In Berkeley and the surrounding areas, residents put out a lot of garbage. But not like in your town.
Where you live, there is one designated trash day. But around here, every day is garbage day.
What do I mean? Simply walk the streets of Berkeley, Oakland, et al., and it will be obvious. People constantly put out a bunch of rubbish on the sidewalk and streets for scavengers to take.
But by scavengers I don’t just mean the vagabonds who loaf on the streets. I’m also talking about regular Berkeley folks (or as regular as it gets around here).
So for instance, suppose a person has an old television set that hasn’t worked in years. Rather than find a place to haul it, he will simply put it out on the sidewalk. Within hours (sometimes minutes), the TV will belong to someone else.
In your part of the world, this would be considered gauche and classless. I mean, you don’t want to look at your own rubbish. Why would anyone else want to look at it? But here, the fact that the trash put out is unsightly, and sometimes unhygienic, doesn’t matter a bit.

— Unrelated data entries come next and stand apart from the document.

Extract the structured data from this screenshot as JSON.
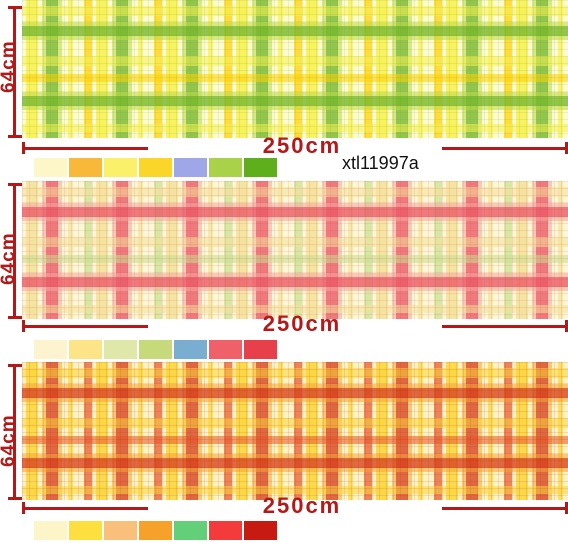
{
  "product_code": "xtl11997a",
  "panels": [
    {
      "id": "green",
      "height_label": "64cm",
      "width_label": "250cm",
      "base": "#fdfbd0",
      "band_light": "#f8f050",
      "band_mid": "#bcd848",
      "band_dark": "#5aa820",
      "accent": "#ffd000",
      "swatches": [
        "#fdf6c9",
        "#f8b93a",
        "#fbf06a",
        "#fad62a",
        "#a0a7e8",
        "#a9d14a",
        "#5faf1c"
      ]
    },
    {
      "id": "red",
      "height_label": "64cm",
      "width_label": "250cm",
      "base": "#fcf7d6",
      "band_light": "#f3e29a",
      "band_mid": "#f2a6a0",
      "band_dark": "#e8394c",
      "accent": "#c7df8f",
      "swatches": [
        "#fdf3cf",
        "#fce487",
        "#dfe8a9",
        "#c6d97b",
        "#7aaed1",
        "#f06068",
        "#e8404b"
      ]
    },
    {
      "id": "orange",
      "height_label": "64cm",
      "width_label": "250cm",
      "base": "#fdf3c4",
      "band_light": "#fbd53c",
      "band_mid": "#f4a23a",
      "band_dark": "#c81c12",
      "accent": "#e3542a",
      "swatches": [
        "#fdf4c8",
        "#fde040",
        "#f8c07a",
        "#f5a12a",
        "#63cf79",
        "#f33b3b",
        "#c71b12"
      ]
    }
  ]
}
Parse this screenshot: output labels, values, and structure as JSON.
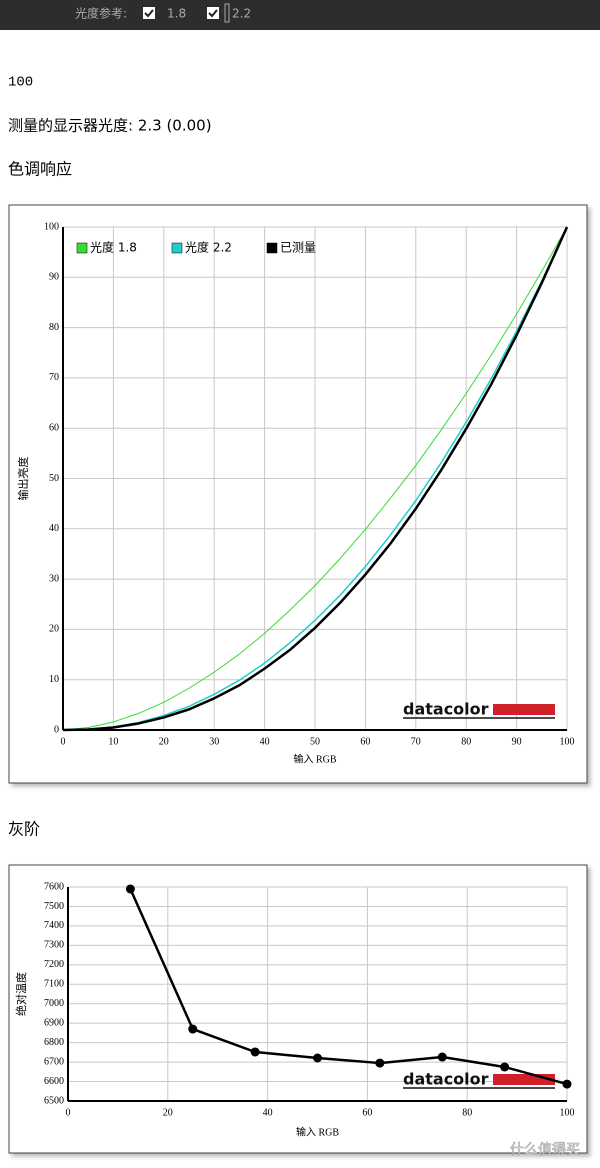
{
  "toolbar": {
    "label": "光度参考:",
    "options": [
      "1.8",
      "2.2"
    ]
  },
  "lines": [
    "100",
    "测量的显示器光度: 2.3 (0.00)"
  ],
  "watermark": "什么值得买",
  "chart_data": [
    {
      "type": "line",
      "title": "色调响应",
      "xlabel": "输入 RGB",
      "ylabel": "输出亮度",
      "logo": "datacolor",
      "grid": true,
      "legend": "upper left",
      "x": [
        0,
        5,
        10,
        15,
        20,
        25,
        30,
        35,
        40,
        45,
        50,
        55,
        60,
        65,
        70,
        75,
        80,
        85,
        90,
        95,
        100
      ],
      "xlim": [
        0,
        100
      ],
      "xticks": [
        0,
        10,
        20,
        30,
        40,
        50,
        60,
        70,
        80,
        90,
        100
      ],
      "ylim": [
        0,
        100
      ],
      "yticks": [
        0,
        10,
        20,
        30,
        40,
        50,
        60,
        70,
        80,
        90,
        100
      ],
      "series": [
        {
          "name": "光度 1.8",
          "color": "#33dd33",
          "values": [
            0,
            0.5,
            1.6,
            3.3,
            5.5,
            8.3,
            11.5,
            15.1,
            19.2,
            23.8,
            28.7,
            34.1,
            39.9,
            46.1,
            52.6,
            59.6,
            66.9,
            74.6,
            82.7,
            91.2,
            100
          ]
        },
        {
          "name": "光度 2.2",
          "color": "#22cccc",
          "values": [
            0,
            0.1,
            0.6,
            1.5,
            2.9,
            4.7,
            7.1,
            9.9,
            13.3,
            17.3,
            21.8,
            26.8,
            32.5,
            38.8,
            45.6,
            53.1,
            61.2,
            69.9,
            79.3,
            89.3,
            100
          ]
        },
        {
          "name": "已测量",
          "color": "#000000",
          "values": [
            0,
            0.1,
            0.5,
            1.3,
            2.5,
            4.1,
            6.3,
            8.9,
            12.2,
            15.9,
            20.3,
            25.3,
            30.9,
            37.1,
            44.0,
            51.6,
            59.9,
            68.8,
            78.5,
            88.9,
            100
          ]
        }
      ]
    },
    {
      "type": "line",
      "title": "灰阶",
      "xlabel": "输入 RGB",
      "ylabel": "绝对温度",
      "logo": "datacolor",
      "grid": true,
      "markers": true,
      "x": [
        12.5,
        25,
        37.5,
        50,
        62.5,
        75,
        87.5,
        100
      ],
      "xlim": [
        0,
        100
      ],
      "xticks": [
        0,
        20,
        40,
        60,
        80,
        100
      ],
      "ylim": [
        6500,
        7600
      ],
      "yticks": [
        6500,
        6600,
        6700,
        6800,
        6900,
        7000,
        7100,
        7200,
        7300,
        7400,
        7500,
        7600
      ],
      "series": [
        {
          "color": "#000000",
          "values": [
            7590,
            6870,
            6752,
            6721,
            6695,
            6726,
            6675,
            6587
          ]
        }
      ]
    }
  ]
}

I’m not just talking about the low rent districts around here (of which, by the way, there are none). A few months ago I went to a gathering in the Berkeley hills. While the most rundown tenement in Berkeley goes for close to a million dollars, the houses up there are in the stratosphere. I hadn’t been in the Berkeley hills in years and expected to find a whole different world. But guess what? The streets were also resplendent with people’s garbage.
I saw old computers sitting on the sidewalk, and boxes of worn-out clothes. There were many random objects in boxes, for instance, torn notebooks and aging baby toys. Most common of all were people’s old, dirty mattresses and ripped chairs and couches. It amazed me to think that people could spend several million dollars to see out their windows, not just a majestic Bay View, but a box of their neighbor’s old undies.
Now there are definite negatives to every day being trash day around Berkeley. A friend of mine found this unfortunate fact out not that long ago. She was switching mattresses with her adult son. He put out his mattress for five minutes while they did the switcher-o. And guess what happened five minutes later? You got it — someone was driving off in his truck with her super comfie mattress.
Most of the time, the junk is eventually taken by the various inhabitants of this area. But sometimes, there is stuff that no one wants — for instance, moldy furniture that has been soaked by the rain. Does that compel the homeowner to find a hauler to take the stuff away? Oh, no. It can sit there for weeks or even months, especially if the person found a site other than his own (e.g. an empty lot) to dump it.
Given that this area is filled to the brim with illegals, many of the items are grabbed by them. It’s a familiar situation for them since in the third world, people’s trash is unloaded all over the place. But I can’t just blame immigrants for the garbage in, garbage out.
Many of the finders are native-born citizens, some of whom are quite well-to-do. I have a friend who garbed her sons in clothes from what is called, “The Free Box,” — crappola that residents put in boxes on the sidewalk. Since many of the boxes have clothes for people of all ages, my friend has procured countless garments for herself as well.
It’s not surprising that the sidewalks of Berkeley, Oakland, Richmond, etc. etc. have turned into junkyards. Look who the lofty role models are around here. They aren’t the suburbanites with their pristine lawns. The heros are the valiant street people, the transients, who live and breathe and urinate on the sidewalks.
And not just the homeless among us, but the illegals and even legal immigrants who inundated and overpopulate the Bay Area and bring their own cultural mores with them. Since immigration from Europe is now practically forbidden, we house a good portion of the Third World. For many of them, trash on the streets isn’t an uncommon sighting. And how about this one: I was at Target a while back, and this immigrant woman placed her two-year-old son in the sink, and then washed his dirty butt with the water. Disgusting, but not surprising, given that much of the poor, Third World inhabitants don’t use toilet paper, but reuse water from an often filthy bucket.
And, of course, all the bag laws around here have turned even the most well-healed resident into a bag lady (and gentleman). Since we all have to pay good money for paper bags, much of the populace walk around with their used, often food stained and torn, bags. It’s a tiny step from looking like a bag person to acting like one.
The trash around us is both a disturbing reality but also a symbol for a much deeper degradation in our country by the Left. What is even more heinous is the degradation of our people.
Youth go to schools that are not only physically filthy — but that teach filthy things that brainwash the children and destroy their innocence. Youth learn that everything that we used to hold near and dear (love of God, family, nation) is all a lie, and everyone’s behavior and truth, no matter how depraved, reign supreme. Their bodies are exploited and degraded for an agenda, as they are cajoled to have sex young with any which person, and to harm their bodies with contraceptives and abortions. It’s horrible, but not surprising, because there is nothing else that the Left offers but deconstruction and ruination of what is true and beautiful and Godly.
And, as I often say, the main puppeteer of the wrecking crew is not in human form. It’s that old Devil, Lucifer, to whom progressive icon, Saul Alinsky, dedicated his Rules for Radicals book. It is the Enemy who gets the greatest kick out of the voluntary trashing of our streets — and our people.